Der moderne Ackerbau hat Methoden und Betriebsysteme, aber keine Grundsätze, ihm fehlt das „Wissen“; nach so vielen tausend Jahren weiss auch der beste, erfahrenste unter den Landwirthen nicht, welcher Mist der beste sei; unter welchen Umständen der frische oder der alte Mist!

Mit der Entwicklungsgeschichte des Menschen steht bis jetzt der moderne Ackerbau ausser aller Verbindung; wenn sie der Spiegel seiner Irrthümer und Fehler ist, so ist sie auch der seines Fortschritts. Der moderne Ackerbau weiss nichts von Fehlern, und darum weiss er nichts vom Fortschritt.

Wenn die Entwicklung des Menschengeschlechts in der Geschichte für die Landwirthschaft existirte, oder wenn die Lehrer derselben sich daran unterrichten wollten, so würde der Landwirth wissen, dass bereits vor zweitausend Jahren die erleuchtetsten und ausgezeichnetsten Männer Roms den damaligen Feldbau von allen den Schwierigkeiten bedrängt sahen, welche ihn heute bedrohen, und dass das nämliche System des intensiven Feldbaues, dass unsere modernen Lehrer für das beste halten und empfehlen, schon damals, und ohne die Uebel zu heilen, versucht worden ist.

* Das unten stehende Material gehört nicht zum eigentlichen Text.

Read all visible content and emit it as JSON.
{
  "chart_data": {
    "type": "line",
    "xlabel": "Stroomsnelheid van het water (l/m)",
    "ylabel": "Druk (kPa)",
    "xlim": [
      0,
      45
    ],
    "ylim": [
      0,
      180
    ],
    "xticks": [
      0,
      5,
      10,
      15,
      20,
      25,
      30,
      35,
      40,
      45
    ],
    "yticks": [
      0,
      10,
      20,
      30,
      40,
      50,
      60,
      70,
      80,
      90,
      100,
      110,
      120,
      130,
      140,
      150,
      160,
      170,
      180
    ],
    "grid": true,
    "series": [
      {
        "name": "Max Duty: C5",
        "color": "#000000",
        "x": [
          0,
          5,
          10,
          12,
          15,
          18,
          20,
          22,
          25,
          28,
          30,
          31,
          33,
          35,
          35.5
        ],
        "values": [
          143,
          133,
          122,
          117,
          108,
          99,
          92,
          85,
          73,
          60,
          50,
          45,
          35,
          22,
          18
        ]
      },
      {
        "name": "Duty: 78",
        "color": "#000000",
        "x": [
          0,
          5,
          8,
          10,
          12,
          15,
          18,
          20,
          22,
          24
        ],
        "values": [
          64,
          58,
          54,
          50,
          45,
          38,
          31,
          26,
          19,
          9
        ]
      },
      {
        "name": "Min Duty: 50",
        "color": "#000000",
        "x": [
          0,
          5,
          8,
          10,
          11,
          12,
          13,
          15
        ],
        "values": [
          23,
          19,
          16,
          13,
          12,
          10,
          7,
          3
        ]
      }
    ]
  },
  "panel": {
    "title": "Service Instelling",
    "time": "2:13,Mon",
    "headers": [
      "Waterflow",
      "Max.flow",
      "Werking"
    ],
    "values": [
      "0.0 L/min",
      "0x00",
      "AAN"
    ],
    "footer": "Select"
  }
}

Die folgenden Notizen, die ich aus Columella, Cato, Virgil, Varro und Plinius entnehme, dürften geeignet sein dem Landwirth über seinen praktischen Standpunkt die Augen zu öffnen, und wie Alles was sein moderner Lehrer ihn lehrt, lauter Dinge sind, die man vor zweitausend Jahren schon eben so gut, oft weit besser wusste. Wenn man die zwölf Bücher von Columella liest, und mit unsern Handbüchern der praktischen Landwirthschaft vergleicht, so hat man das Gefühl, wie wenn man aus einer dürren Einöde in einen schönen Garten tritt, so frisch und anmuthig ist Alles.

In seiner Vorrede an Publius Silvinius sagt Collumella: „Die Grossen des Staates pflegen bald über die Unfruchtbarkeit der Aecker, bald über die unbeständige Witterung zu klagen, welche nun schon seit geraumer Zeit den Früchten nachtheilig gewesen ist; Andere meinen der Boden sei durch die allzu grosse Fruchtbarkeit der vorigen Zeiten erschöpft und kraftlos geworden. Aber, fährt er fort, kein Vernünftiger werde sich überreden lassen, die Erde sei, wie wir Menschen, veraltet;

[446] die Unfruchtbarkeit rühre vielmehr von unserem eigenen Verfahren her, weil wir den Ackerbau der unvernünftigen Willkür ungeschickter Knechte überlassen.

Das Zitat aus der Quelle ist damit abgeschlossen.